Luise Kornsand: Kindergruppe auf Felsen vor alpiner Gebirgskulisse (wohl um 1930-35)

 

Luise Kornsand: ‚Stillleben mit Paprika, Zitronen in blauer Schale und kleinem Blumenstrauß auf einem Stuhl‘ (1940)

 

 

Zu Luise Kornsand (11.07.1876 Wilferdingen (Enzkreis) – 04.03.1972 South Dennis, MA (USA)):
Malerin; jüngste von fünf Töchtern des Steinbruchbesitzers Johann Lutzweiler und dessen Frau Eva, geb.

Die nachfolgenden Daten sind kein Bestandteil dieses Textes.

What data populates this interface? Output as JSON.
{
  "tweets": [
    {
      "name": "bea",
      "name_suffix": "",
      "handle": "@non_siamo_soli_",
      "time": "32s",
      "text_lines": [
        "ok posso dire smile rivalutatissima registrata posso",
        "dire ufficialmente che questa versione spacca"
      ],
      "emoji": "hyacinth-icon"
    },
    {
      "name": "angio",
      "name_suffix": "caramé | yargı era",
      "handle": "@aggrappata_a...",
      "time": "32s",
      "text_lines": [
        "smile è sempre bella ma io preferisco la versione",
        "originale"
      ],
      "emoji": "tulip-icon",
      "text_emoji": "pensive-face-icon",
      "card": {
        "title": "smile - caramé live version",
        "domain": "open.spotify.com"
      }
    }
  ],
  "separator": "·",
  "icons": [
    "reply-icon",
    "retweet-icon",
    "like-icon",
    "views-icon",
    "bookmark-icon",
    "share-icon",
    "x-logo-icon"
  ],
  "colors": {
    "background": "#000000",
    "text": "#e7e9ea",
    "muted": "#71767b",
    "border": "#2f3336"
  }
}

Schäfer; Heirat mit dem Kaufmann Karl Kornsand (04.03.1858 Leeheim – 19.01.1922 Karlsruhe); 12.02.1894 Geburt des Sohnes Emil in Colmar (der spätere Musiker verstarb im Juni 1973 in Brookline, MA); um 1900 verzog die Familie nach Karlsruhe und Luise wurde an der dortigen Malerinnenschule angekommen, die sie dann bis 1905 besuchte (Unterricht bei Ludwig Schmid-Reutte und Julius Schold); 1922 nach dem Tod des Ehemanns zog Luise Kornsand zu ihrem Sohn nach Berlin-Charlottenburg (dort ansässig in der Mommsenstraße 2); Emil Kornsand war seit 1924 angestellt an der Berliner Staatsoper; Emil Kornsand galt unter den nationalsozialistischen Rassegesetzen als „Halbjude“, wurde Ende 1937 zwangspensioniert und emigrierte 1938 in die USA und erhielt eine Anstellung am „Boston Symphony Orchestra“; im März 1939 folgte ihm seine Mutter und lebte fortan bei ihrem Sohn; in den USA fand sie nicht mehr zu ihrem früheren künstlerischen Schaffen zurück und es sind nur bis in die frühen 1940er Jahre hinein Werke von ihr nachweisbar

Luise Kornsand schuf vor allem Stillleben und Bildnisse, sowie teilweise auch Landschaften. Die frühen Arbeiten um 1910-15 zeichnen sich vor allem durch eine nuancenreiche Lichtführung aus, die das Motiv oftmals in einen Dämmerzustand legt. Im Späteren öffnet sich Luise Kornsand mehr dem Spätimpressionismus und expressiven Ausdrucksmöglichkeiten. Durch den breiteren Pinselstrich und die aufgehellten, kräftigeren Farben tritt das Filigrane des früheren Schaffens in den Hintergrund. Die Farbe erhält unmittelbare Aussagekraft. Sie hat hier zu einem eigenen expressiv realistischen Ausdruck gefunden, den sie aber aufgrund der Repressionen und ihrer Emigration nur noch wenige Jahre weiter ausarbeitete.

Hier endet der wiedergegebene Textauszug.